When educators talk about “Learning Design” or “Design in Learning” they are typically talking about Pedagogy. The “Backwards Design” documents and sites I’ve been looking at lately are actually great examples of what higher ed has done forever: focusing on the pedagogical end of the teaching/learning scale — instructors designing for students.
They typically don’t really address the andragogical side — design done by learners to more deeply situate their learning in practice (and Communities of Practice). This is not to say that it’s not included — Wiggins and McTighe’s “performance tasks” (in assessment) often includes some sort of learner design activity, and Bloom’s Analyze, Evaluate, Create are learner design activities — but these are often minimal or missing from “one-page” documents.
Perhaps more important, and missing in most, is the need to include and foster a community of practice (CoP) around these activities. Peer review is the gold standard in academic research, but higher education, like K-12, is hanging on to authoritarian, one-expert, models of assessment, where the instructor has the answer. This minimizes opportunities for students to develop in Bloom’s “Analysis” and “Evaluation” categories. Peer (CoP) assessment opportunities also provide development of Communication, which Bloom’s taxonomy misses.

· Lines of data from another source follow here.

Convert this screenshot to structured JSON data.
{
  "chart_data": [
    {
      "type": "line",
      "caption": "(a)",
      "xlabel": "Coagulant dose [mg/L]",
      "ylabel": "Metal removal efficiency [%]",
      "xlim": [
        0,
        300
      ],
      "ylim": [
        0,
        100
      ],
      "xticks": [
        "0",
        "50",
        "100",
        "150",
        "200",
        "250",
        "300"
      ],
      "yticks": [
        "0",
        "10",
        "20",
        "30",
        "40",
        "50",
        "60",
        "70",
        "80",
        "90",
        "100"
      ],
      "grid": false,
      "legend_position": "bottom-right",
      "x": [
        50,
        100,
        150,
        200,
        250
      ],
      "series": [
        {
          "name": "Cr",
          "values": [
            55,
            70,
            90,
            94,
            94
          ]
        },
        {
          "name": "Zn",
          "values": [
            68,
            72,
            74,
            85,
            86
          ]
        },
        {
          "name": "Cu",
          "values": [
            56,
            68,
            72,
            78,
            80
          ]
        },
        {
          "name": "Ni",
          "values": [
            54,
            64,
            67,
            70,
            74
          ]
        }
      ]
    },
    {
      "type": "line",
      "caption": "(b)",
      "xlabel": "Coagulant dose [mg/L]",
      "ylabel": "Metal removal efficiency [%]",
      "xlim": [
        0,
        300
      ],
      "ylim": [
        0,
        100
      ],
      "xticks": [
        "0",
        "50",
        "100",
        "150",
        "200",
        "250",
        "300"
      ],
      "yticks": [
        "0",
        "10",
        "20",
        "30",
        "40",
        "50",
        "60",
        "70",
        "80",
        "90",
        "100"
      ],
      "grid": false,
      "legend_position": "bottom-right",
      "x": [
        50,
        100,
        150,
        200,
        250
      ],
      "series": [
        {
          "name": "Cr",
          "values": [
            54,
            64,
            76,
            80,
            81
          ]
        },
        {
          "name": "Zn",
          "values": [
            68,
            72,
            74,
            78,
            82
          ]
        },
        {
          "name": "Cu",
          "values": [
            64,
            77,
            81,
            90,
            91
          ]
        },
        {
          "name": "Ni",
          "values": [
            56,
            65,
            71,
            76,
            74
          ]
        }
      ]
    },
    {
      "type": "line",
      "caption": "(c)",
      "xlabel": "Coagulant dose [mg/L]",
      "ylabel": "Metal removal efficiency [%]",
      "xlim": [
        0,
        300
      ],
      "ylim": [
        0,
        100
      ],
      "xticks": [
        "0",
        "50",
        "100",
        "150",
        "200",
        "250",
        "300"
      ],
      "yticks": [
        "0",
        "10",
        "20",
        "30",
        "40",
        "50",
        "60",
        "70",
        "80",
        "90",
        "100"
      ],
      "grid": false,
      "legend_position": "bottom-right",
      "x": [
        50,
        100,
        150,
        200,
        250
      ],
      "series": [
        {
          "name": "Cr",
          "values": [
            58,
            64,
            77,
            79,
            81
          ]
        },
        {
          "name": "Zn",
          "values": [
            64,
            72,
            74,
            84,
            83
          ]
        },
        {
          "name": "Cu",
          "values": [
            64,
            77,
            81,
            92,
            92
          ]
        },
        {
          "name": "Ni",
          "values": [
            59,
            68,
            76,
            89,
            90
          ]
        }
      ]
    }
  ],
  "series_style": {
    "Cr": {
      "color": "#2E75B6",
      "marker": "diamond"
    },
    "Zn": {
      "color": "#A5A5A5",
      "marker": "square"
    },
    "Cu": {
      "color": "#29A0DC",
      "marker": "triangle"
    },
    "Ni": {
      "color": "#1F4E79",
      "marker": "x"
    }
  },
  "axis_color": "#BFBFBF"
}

It turns out that there’s not a lot out there (in higher ed) about learning by designing/creating authentic activities for a community of practice. This is partly because as originally visioned it tied together three aspects of learning that are often discussed individually, but less often together: Adult Learning, Constructionism, and Communities of Practice.
Designers will tell you that they learn a lot about the content of a field by designing for it. They need to live in the community to succeed. Their design needs to work, but it also needs to fit the social/cultural norms of the field closely enough for them to accept it. The best designs actually evolve the field — they’re close enough to the norms to be accepted, but change the behavior and sometimes attitudes/assumptions/
This is the goal of adult education: to groom active members of a field, who have the experience and agency to contribute new knowledge to a given field/discipline.
They need experience to do this. They need practice communicating with others in the field. They need opportunities to succeed (and fail) in the creation of new knowledge in the field — ideally enough low-stakes failures in school so that when they get to high sakes situations in the field, they’re not afraid to try, and they have enough experience to know what works and what doesn’t. Thus the need for Design Learning.
Here are some resources that are foundational to this:
In some ways, Malcolm Knowles’ Adragogy has the simplest version, and this sitehas a pretty good/accessible overview (including slideshow). One key: “Adult learners should play a role in creating and evaluating learning content.” The go-to article: Knowles, M. S. (1996). Adult learning. In Craig, R. L., (ed.). ASTD Training & Development Handbook: A Guide to Human Resource Development, Fourth Edition. New York: McGraw Hill.
Though it doesn’t focus enough on the socio-cultural aspects, and is generally limited to tech and making tangible items, the principles behind Papert’s Constructionism are pretty foundational.
Tying learning design activities and sociocultural aspects to adult learning, Hansman’s (2008) Adult Learning in Communities of Practice: Situating Theory in Practice discusses the need for a community of practice:
excerpt: “Situated views of learning maintain that people learn as they interact with and within a community of practice, gaining understanding while participating and shaping its history, assumptions, cultural values, and rules (Lave & Wenger, 1991; Fenwick, 2000; Wenger, 1998).”
Hansman and Williams (2002) have another piece (Situating Cognition: Knowledge and Power in Context) that discusses, among other things, the importance of learner-agency in CoPs, being able to contribute their own designs/solutions to the community rather than just taking on the “expert” models:
Excerpt: Concepts of cognitive apprenticeships, for example, are another way in which the theories of situated cognition may be misunderstood and misused. Apprenticeships are typically defined and understood as a student serving an expert – further reifying the hegemonic notions that there are great differences between “experts” and “just plain folks.” JPF’ are “depersonalized and devalued further; no longer ‘folks,’ they are perceived and theorized as JPF’s. The knowledge of JPF’s is not seen as belonging to individual persons emerging from life problems and situations; rather, it become an exploitable resource for the institutions of schooling and research” (Damarin, 1996a, p. 83). As Lave (1988) discusses in her work, some students “hide” the effective strategies they developed as “just plain folks” so that teachers believe that they solved problems in the “approved” school way, thus illustrating Gidden’s (1984) notion of recursive constitution: social practices, like education, both produce effects as they reproduce the practices themselves.